Bowles v. Texas Liquor Control Board

HANNAY, District Judge.

In this case the Administrator of the Office of Price Administration instituted suit against the Texas Liquor Control Board, seeking by injunction to restrain the Liquor Control Board of the State of Texas from selling, or offering for sale, some 1,200 cases of alcoholic beverages belonging to the State of Texas.

This is, in effect, the second trial of this case. Heretofore, as set forth in detail in Brown v. Texas Liquor Control Board, D.C., 54 F.Supp. page 350, this District Court, acting through Judge Keeling, refused to grant such an injunction, assigning as his two main reasons for such refusal, first, that because Texas, not being one of those states that has a proprietary interest in the alcoholic beverage business, the regulations, as written, did not apply in this case. The second reason was that the sale by judicial order was, in effect, a judicial sale, to which the regulations as they were written did not apply.

It is admitted that the Texas law provides that such sales as are hereby attempted to be enjoined must be made at public or private sale in such manner as may be deemed best; provided the Board shall exercise diligent effort to obtain the best available price, and that the proceeds of such sale are to go into the State Treasury. Texas Liquor Control Act as amended in 1943; Vernon’s Texas Annotated Penal Code, Title 11, Arts. 666 — 30, 666— 42.

The United States Circuit Court, Fifth Circuit, on 146 F.2d 155, 157, speaking through Circuit Judge Sibley, affirmed the judgment of the District Court, and in so doing, held that the sale was in the nature of a judicial sale, and that “Texas is not one of the States that regularly sells liquors as a State monopoly. Its sales are casual and occasional, and always preceded by judicial action. Nor is it really likely that maximum prices will be exceeded, because under the law only licensed liquor dealers may bid, and as they buy for resale under the price controls they cannot afford to bid excess prices. The Administrator can refuse to give them ‘mark ups’ for a resale price if they do.”

After the hearing in the original case, the Administrator of the Office of Price Administration changed the regulations so that liquor sales, even though judicial, were excepted from the type of sales that were not controlled by the O. P. A. regulations. However, assuming that the question of judicial sale has been eliminated, there still remains the important question of whether *682or not the O. P. A. rules apply to a state in the exercise of its governmental function, as distinguished from a state acting in its proprietary status. The most that the relator could claim on this point is that the former decision left such question undecided.

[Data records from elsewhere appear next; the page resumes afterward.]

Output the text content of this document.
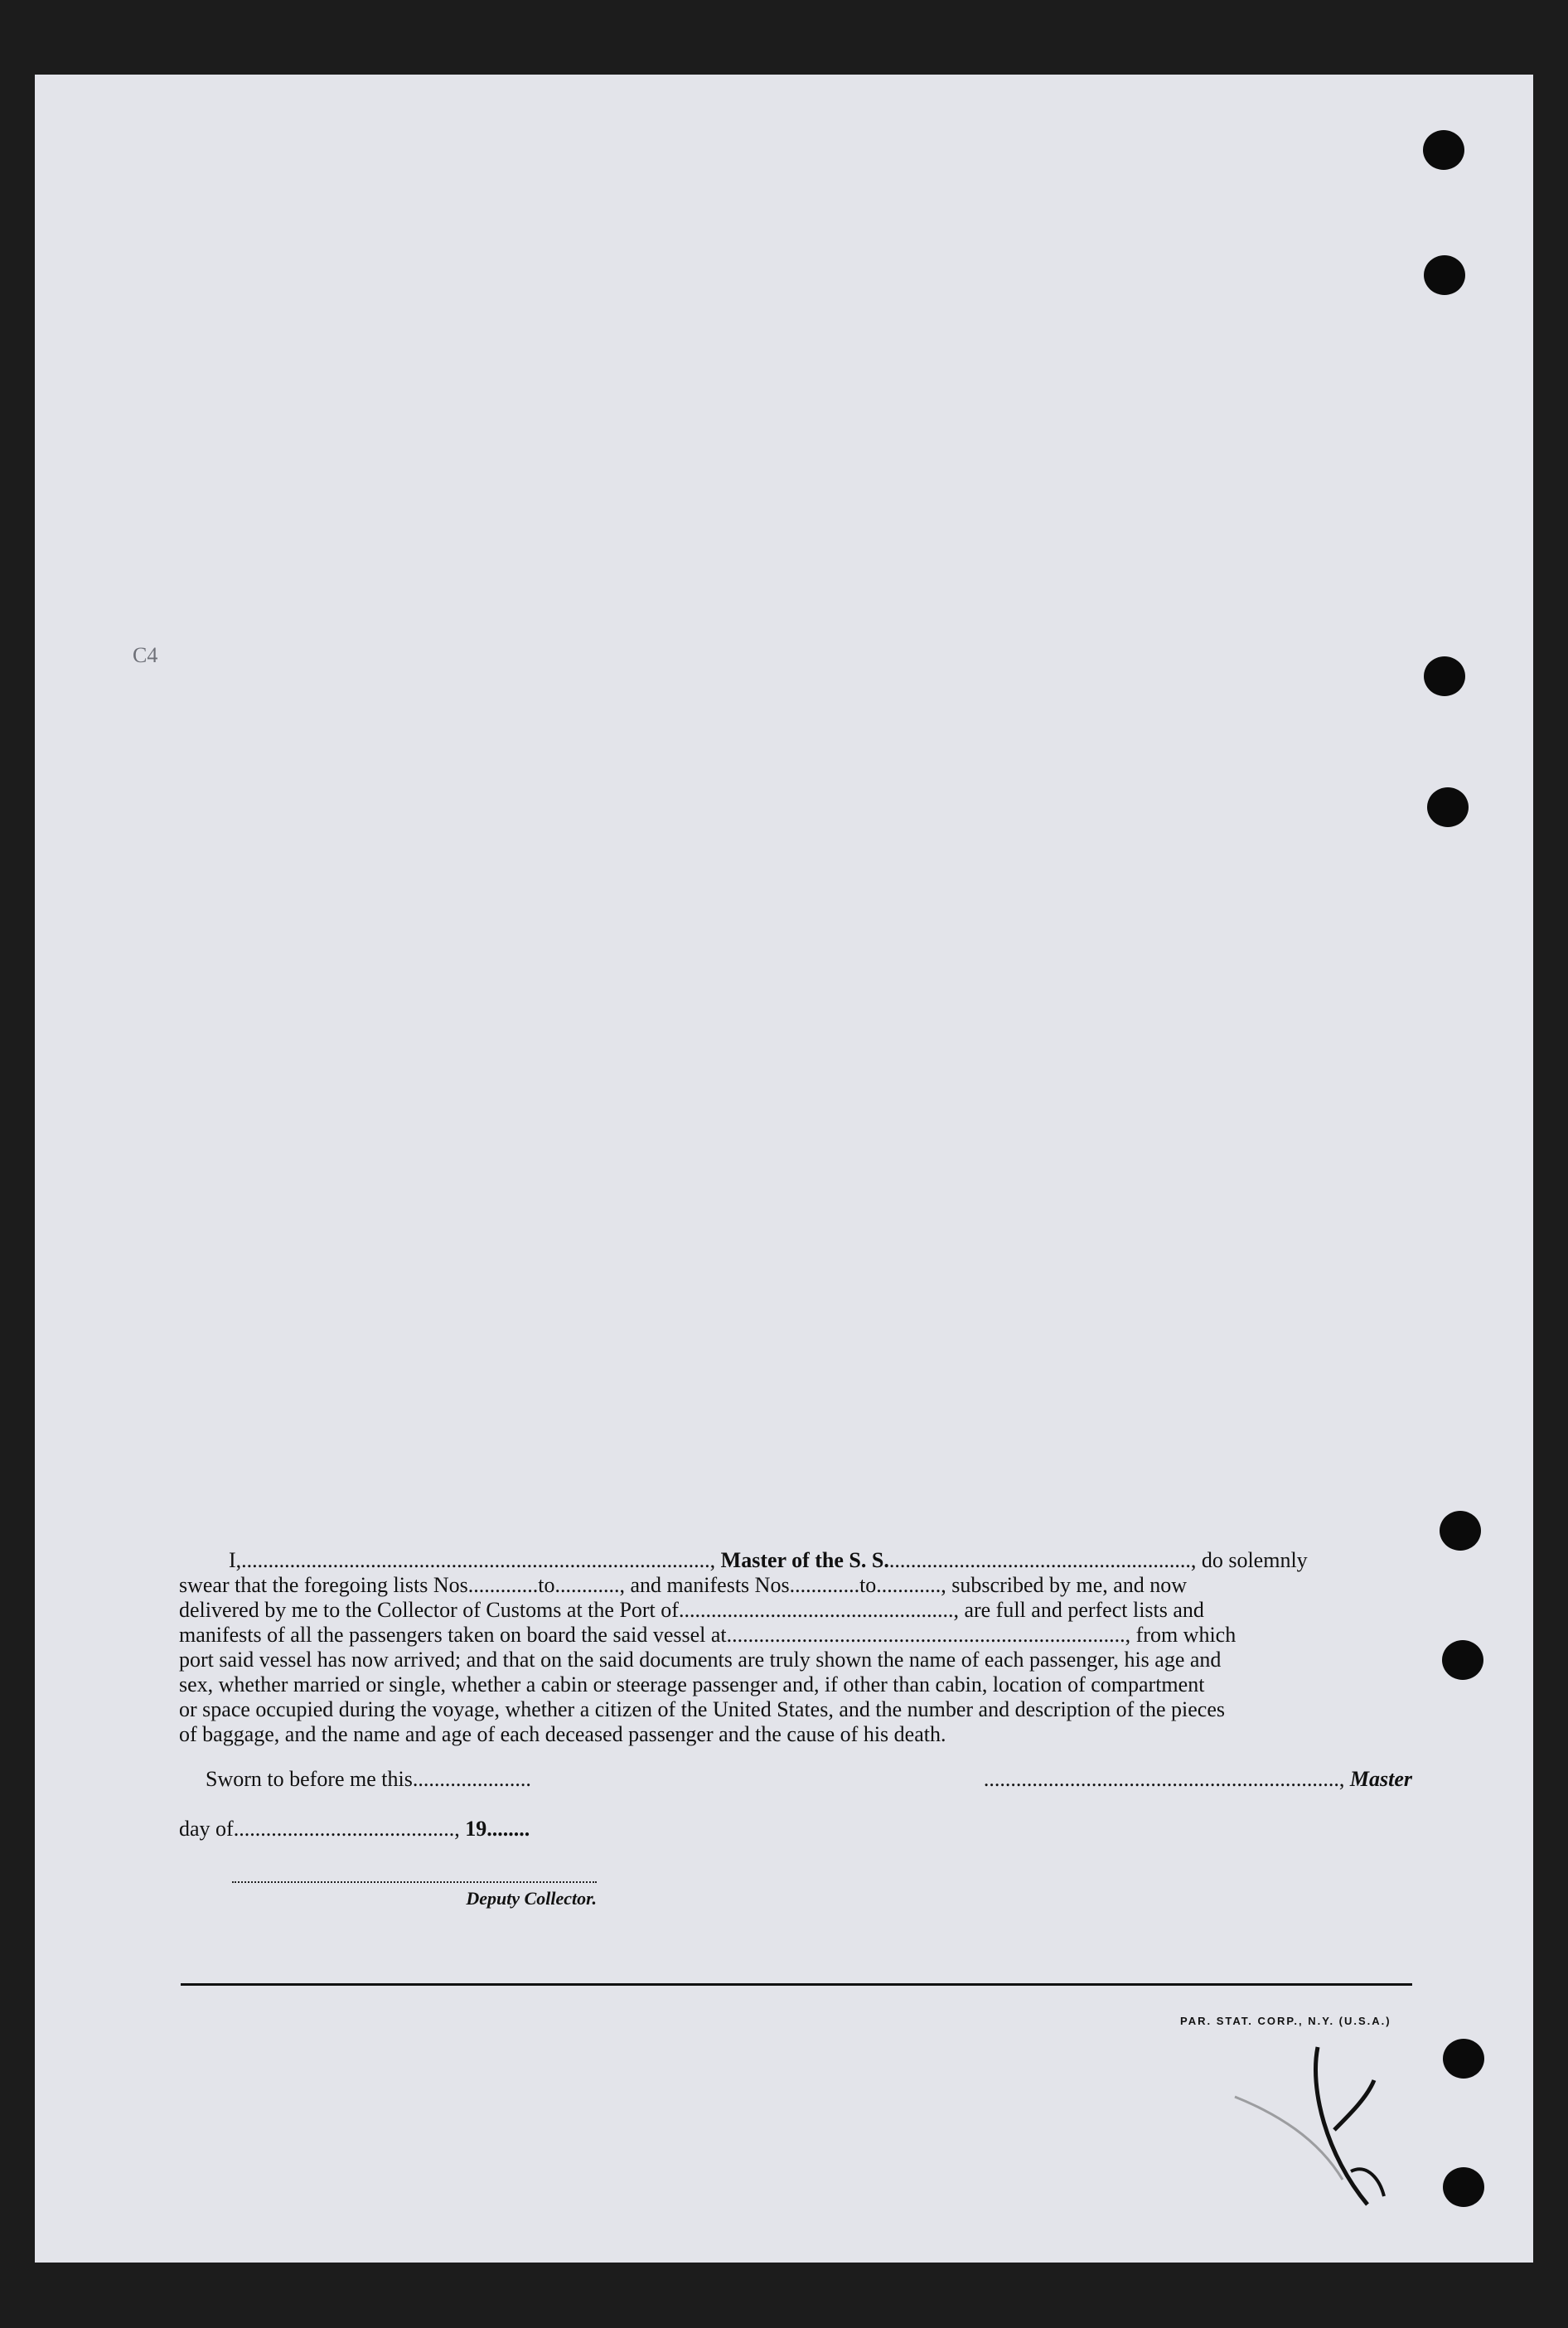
C4
I,......................................................................................., Master of the S. S........................................................., do solemnly
swear that the foregoing lists Nos.............to............, and manifests Nos.............to............, subscribed by me, and now
delivered by me to the Collector of Customs at the Port of..................................................., are full and perfect lists and
manifests of all the passengers taken on board the said vessel at.........................................................................., from which
port said vessel has now arrived; and that on the said documents are truly shown the name of each passenger, his age and
sex, whether married or single, whether a cabin or steerage passenger and, if other than cabin, location of compartment
or space occupied during the voyage, whether a citizen of the United States, and the number and description of the pieces
of baggage, and the name and age of each deceased passenger and the cause of his death.
Sworn to before me this......................	.................................................................., Master
day of........................................., 19........
Deputy Collector.
PAR. STAT. CORP., N.Y. (U.S.A.)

In view of the fact that this question was squarely raised in the trial court, and passed on directly by Judge Keeling, 54 F.Supp. 350, in which he said “As applied to the State of Texas, the uncontroverted testimony shows that Texas is one of those states in which the sale of alcoholic beverages is through licensed dealers, and is not one of those states that has any proprietary interest in the alcoholic beverage business,” it is clear that in such states and in such cases such action was not subject to O. P. A. regulations. Judge Sibley, in the opinion heretofore referred to, said “If the construction be doubtful, we should incline against interference by the federal government with the proper governmental activities of a State.”

It therefore follows that, applying the law as set forth in the case of Soundview Pulp Co. v. Taylor, Wash., 150 P.2d 839, which cites State of South Carolina v. United States, 199 U.S. 437, 26 S.Ct. 110, 50 L.Ed. 261, 4 Ann.Cas. 737; Metcalf & Eddy v. Mitchell, 269 U.S. 514, 46 S.Ct. 172, 70 L.Ed. 384; State of Florida v. United States, 282 U.S. 194, 51 S.Ct. 119, 75 L.Ed. 291, I conclude that the injunction sought ought not to be granted, and it is so ordered.